Mudbound aims to tell an epic tale of racial tension in the 1940s Mississippi Delta, and it is an engaging – if emotionally battering – one. The film struggles, however, not to sink under its own weight. There’s no pontificating per se, but Mudbound certainly wallows in the misery of its characters, their unrelentingly difficult lives and the inescapable mud a little too much.
The crux of the story is an interracial friendship between two World War Two veterans returning to small-town farm life and their families – one damaged, and one freed, by their respective experiences. Based on Hillary Jordan’s novel, its switching of characters and viewpoints is understandable – but the inclusion of a world-weary narration from each is less so. A tiresome narrative tool that rarely works, it’s often used as a way to skimp on character development – and it’s especially trying when the delivery uniformly makes it sound as if they’ve swallowed gravel.
Within this bleak, backwards bubble reside many ugly characters. The overwrought circumstances make it difficult to wholeheartedly empathise with the majority of the cast, and the sense of foreboding surrounding those few for whom you do feel is difficult to escape. Jonathan Banks is transformed here from his usually sympathetic role in the Breaking Bad universe to a hateful, ungrateful bigot. Mary J. Blige, on the other hand, effortlessly handles the role of an almost saintly woman in a warm and natural way, forgoing any sense of martyrdom that could develop.

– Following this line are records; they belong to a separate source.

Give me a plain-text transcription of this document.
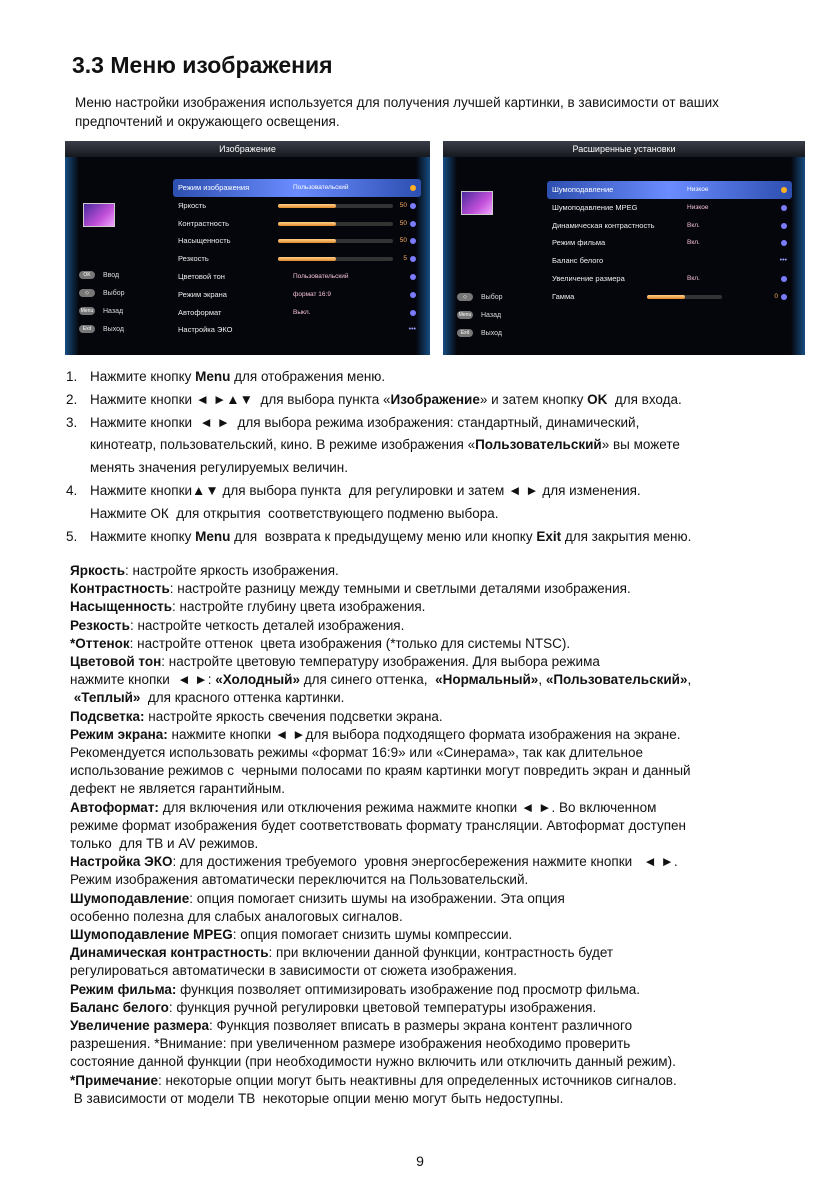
3.3 Меню изображения
Меню настройки изображения используется для получения лучшей картинки, в зависимости от ваших предпочтений и окружающего освещения.
Изображение
Режим изображения	Пользовательский
Яркость	50
Контрастность	50
Насыщенность	50
Резкость	5
Цветовой тон	Пользовательский
Режим экрана	формат 16:9
Автоформат	Выкл.
Настройка ЭКО	•••
OK Ввод
◇ Выбор
Menu Назад
Exit Выход
Расширенные установки
Шумоподавление	Низкое
Шумоподавление MPEG	Низкое
Динамическая контрастность	Вкл.
Режим фильма	Вкл.
Баланс белого	•••
Увеличение размера	Вкл.
Гамма	0
◇ Выбор
Menu Назад
Exit Выход
1. Нажмите кнопку Menu для отображения меню.
2. Нажмите кнопки ◄ ►▲▼  для выбора пункта «Изображение» и затем кнопку OK  для входа.
3. Нажмите кнопки  ◄ ►  для выбора режима изображения: стандартный, динамический,
кинотеатр, пользовательский, кино. В режиме изображения «Пользовательский» вы можете
менять значения регулируемых величин.
4. Нажмите кнопки▲▼ для выбора пункта  для регулировки и затем ◄ ► для изменения.
Нажмите ОК  для открытия  соответствующего подменю выбора.
5. Нажмите кнопку Menu для  возврата к предыдущему меню или кнопку Exit для закрытия меню.

Яркость: настройте яркость изображения.

Контрастность: настройте разницу между темными и светлыми деталями изображения.

Насыщенность: настройте глубину цвета изображения.

Резкость: настройте четкость деталей изображения.

*Оттенок: настройте оттенок  цвета изображения (*только для системы NTSC).

Цветовой тон: настройте цветовую температуру изображения. Для выбора режима

нажмите кнопки  ◄ ►: «Холодный» для синего оттенка,  «Нормальный», «Пользовательский»,

«Теплый»  для красного оттенка картинки.

Подсветка: настройте яркость свечения подсветки экрана.

Режим экрана: нажмите кнопки ◄ ►для выбора подходящего формата изображения на экране.

Рекомендуется использовать режимы «формат 16:9» или «Синерама», так как длительное

использование режимов с  черными полосами по краям картинки могут повредить экран и данный

дефект не является гарантийным.

Автоформат: для включения или отключения режима нажмите кнопки ◄ ►. Во включенном

режиме формат изображения будет соответствовать формату трансляции. Автоформат доступен

только  для ТВ и AV режимов.

Настройка ЭКО: для достижения требуемого  уровня энергосбережения нажмите кнопки   ◄ ►.

Режим изображения автоматически переключится на Пользовательский.

Шумоподавление: опция помогает снизить шумы на изображении. Эта опция

особенно полезна для слабых аналоговых сигналов.

Шумоподавление MPEG: опция помогает снизить шумы компрессии.

Динамическая контрастность: при включении данной функции, контрастность будет

регулироваться автоматически в зависимости от сюжета изображения.

Режим фильма: функция позволяет оптимизировать изображение под просмотр фильма.

Баланс белого: функция ручной регулировки цветовой температуры изображения.

Увеличение размера: Функция позволяет вписать в размеры экрана контент различного

разрешения. *Внимание: при увеличенном размере изображения необходимо проверить

состояние данной функции (при необходимости нужно включить или отключить данный режим).

*Примечание: некоторые опции могут быть неактивны для определенных источников сигналов.

В зависимости от модели ТВ  некоторые опции меню могут быть недоступны.

9
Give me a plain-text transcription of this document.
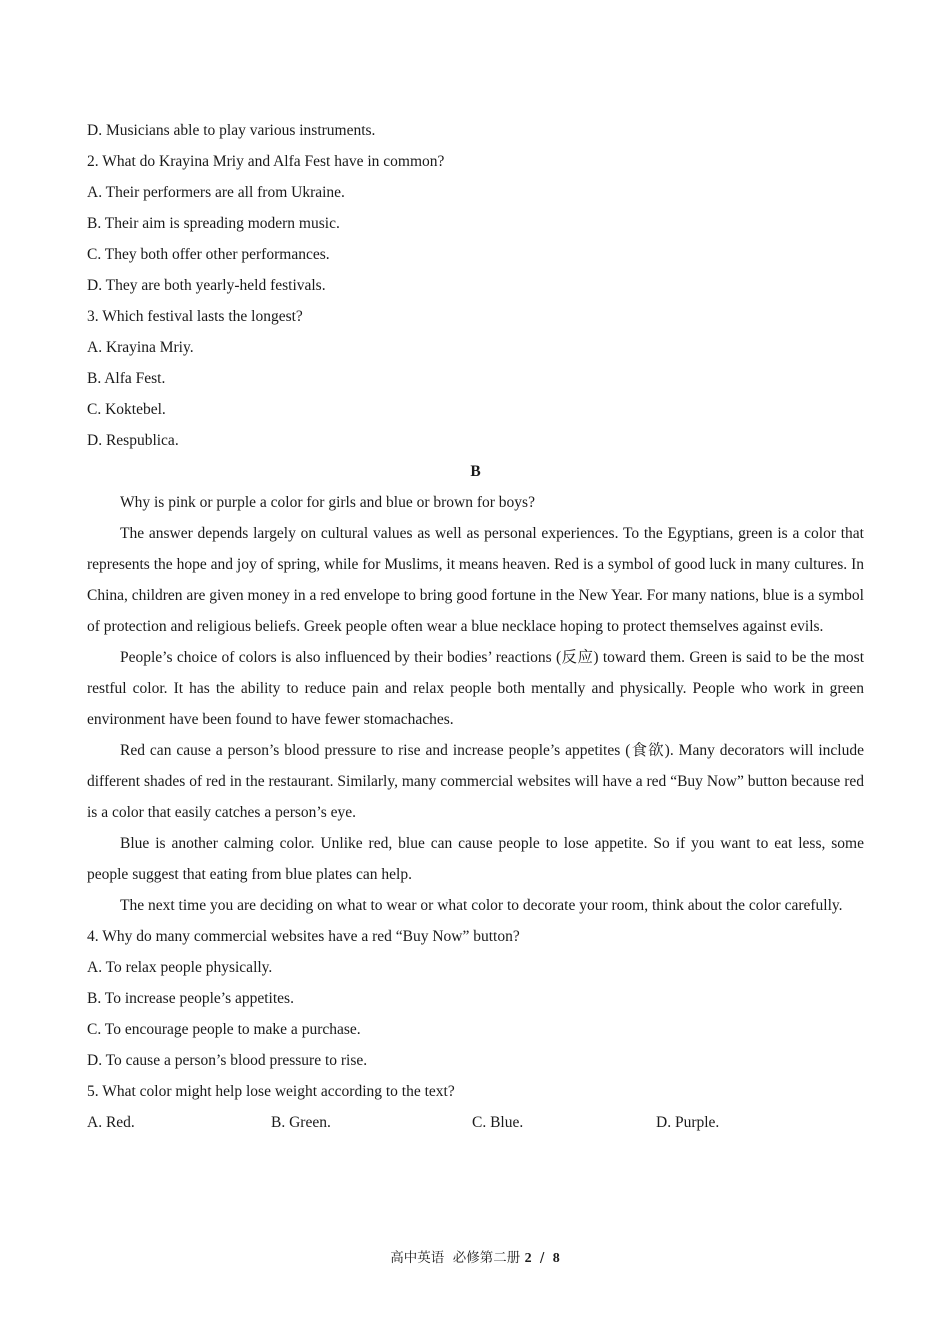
D. Musicians able to play various instruments.

2. What do Krayina Mriy and Alfa Fest have in common?

A. Their performers are all from Ukraine.

B. Their aim is spreading modern music.

C. They both offer other performances.

D. They are both yearly-held festivals.

3. Which festival lasts the longest?

A. Krayina Mriy.

B. Alfa Fest.

C. Koktebel.

D. Respublica.

B

Why is pink or purple a color for girls and blue or brown for boys?

The answer depends largely on cultural values as well as personal experiences. To the Egyptians, green is a color that represents the hope and joy of spring, while for Muslims, it means heaven. Red is a symbol of good luck in many cultures. In China, children are given money in a red envelope to bring good fortune in the New Year. For many nations, blue is a symbol of protection and religious beliefs. Greek people often wear a blue necklace hoping to protect themselves against evils.

People’s choice of colors is also influenced by their bodies’ reactions (反应) toward them. Green is said to be the most restful color. It has the ability to reduce pain and relax people both mentally and physically. People who work in green environment have been found to have fewer stomachaches.

Red can cause a person’s blood pressure to rise and increase people’s appetites (食欲). Many decorators will include different shades of red in the restaurant. Similarly, many commercial websites will have a red “Buy Now” button because red is a color that easily catches a person’s eye.

Blue is another calming color. Unlike red, blue can cause people to lose appetite. So if you want to eat less, some people suggest that eating from blue plates can help.

The next time you are deciding on what to wear or what color to decorate your room, think about the color carefully.

4. Why do many commercial websites have a red “Buy Now” button?

A. To relax people physically.

B. To increase people’s appetites.

C. To encourage people to make a purchase.

D. To cause a person’s blood pressure to rise.

5. What color might help lose weight according to the text?

A. Red.	B. Green.	C. Blue.	D. Purple.
高中英语  必修第二册 2 / 8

It’s well-made, well-shot and well-cast, just slightly turgid in its approach, which results in turning the viewer off rather than engaging with their emotions and sense of justice throughout. Its two-hour 15-minute running time also doesn’t exactly skip by unnoticed. A worthy team effort, however.
CAST: Garrett Hedlund, Carey Mulligan, Jason Clarke, Mary J. Blige, Jason Mitchell, Jonathan Banks, Rob Morgan.
DIRECTOR: Dee Rees
WRITERS: Virgil Williams, Dee Rees (screenplay), Hillary Jordan (novel)
SYNOPSIS: Two families live in a delicate – if unhappy – harmony in rural 1940s Mississippi. When their respective sons return home from World War Two, tensions rise as the young men struggle to deal with adjusting to life after war in an unforgiving, unyielding community.